Members of the Council
Its members, selected among the party's gerarchi, were as follows:
- Benito Mussolini (9 December 1928 – 25 July 1943)
- The Quadrumvirs, the people who led the March on Rome – Michele Bianchi (died in 1930), Emilio De Bono, Cesare Maria De Vecchi and Italo Balbo (died in 1940).
- The President of the Senate and the President of the Chamber of Deputies, from 1939 the Chamber of Fasci and Corporations
- The Ministers of Justice, Foreign Affairs, Agriculture and Forestry, Education, Corporations, and Popular Culture
- The presidents of the Royal Academy of Italy, of the special court of state emergency and defense, and those of the Corporations; Industrialists, Agriculture workers, Industrial workers and Farmers. The inventor Guglielmo Marconi was the President of the Academy of Italy, making him a council member.
- The Chief of Staff i.e. commander of the MVSN
- The Secretary of the National Fascist Party (who is also the secretary of the Council)

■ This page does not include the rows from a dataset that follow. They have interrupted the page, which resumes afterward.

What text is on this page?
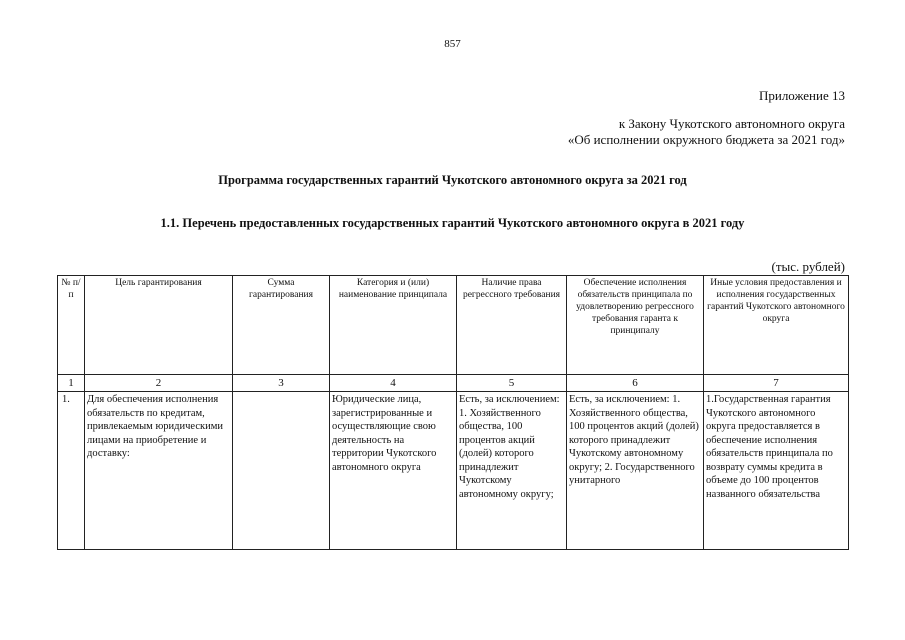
857
Приложение 13
к Закону Чукотского автономного округа
«Об исполнении окружного бюджета за 2021 год»
Программа государственных гарантий Чукотского автономного округа за 2021 год
1.1. Перечень предоставленных государственных гарантий Чукотского автономного округа в 2021 году
(тыс. рублей)
№ п/п	Цель гарантирования	Сумма гарантирования	Категория и (или) наименование принципала	Наличие права регрессного требования	Обеспечение исполнения обязательств принципала по удовлетворению регрессного требования гаранта к принципалу	Иные условия предоставления и исполнения государственных гарантий Чукотского автономного округа
1	2	3	4	5	6	7
1.	Для обеспечения исполнения обязательств по кредитам, привлекаемым юридическими лицами на приобретение и доставку:		Юридические лица, зарегистрированные и осуществляющие свою деятельность на территории Чукотского автономного округа	Есть, за исключением: 1. Хозяйственного общества, 100 процентов акций (долей) которого принадлежит Чукотскому автономному округу;	Есть, за исключением: 1. Хозяйственного общества, 100 процентов акций (долей) которого принадлежит Чукотскому автономному округу; 2. Государственного унитарного	1.Государственная гарантия Чукотского автономного округа предоставляется в обеспечение исполнения обязательств принципала по возврату суммы кредита в объеме до 100 процентов названного обязательства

- Various people chosen by Mussolini himself, who held 3-years appointments.
Powers of the Council
Essentially, the council held these powers:
- The power to elect the Fascist Party deputies, the nomination for the Party Secretary and other party leaders, the approval of the party statutes and the power regarding the party's policy.
- The power to elect the Crown's line of succession including the choice of the heir to the throne, the right of the crown, the power to choose possible successors to the Prime Minister, the power to choose the function and membership of the Grand Council, the Senate, the Chamber of Deputies (later the Chamber of Fasci and Corporations), the power to decide the rights and powers of the Prime Minister, international Treaties, and foreign affairs.
The Grand Council meetings were convened by the Prime Minister himself, and all decree and laws could only be legalized after receiving his approval. In contrast to the Führerprinzip government model in Nazi Germany, the Grand Council at least theoretically had the power to recommend that the King of Italy remove the Prime Minister from office. Therefore, it was nominally the only check on Mussolini's power.
Deposition of Mussolini
A majority of the Grand Council (19 votes against 8, with one abstention) voted, in the early morning of 25 July 1943, for Dino Grandi's Order of the Day (Ordine del Giorno Grandi) that bloodlessly deposed Mussolini following the Allied invasion of Sicily. Among the 19 deposing votes were those of Mussolini's son-in-law Galeazzo Ciano, who had been former minister of foreign affairs, and the influential marshall Emilio De Bono. Those two persons, and another three internal opponents of Mussolini, who by the help of German troops could maintain his fascist regime in northern Italy, were sentenced to death in Verona on 8 January 1944 and killed three days later.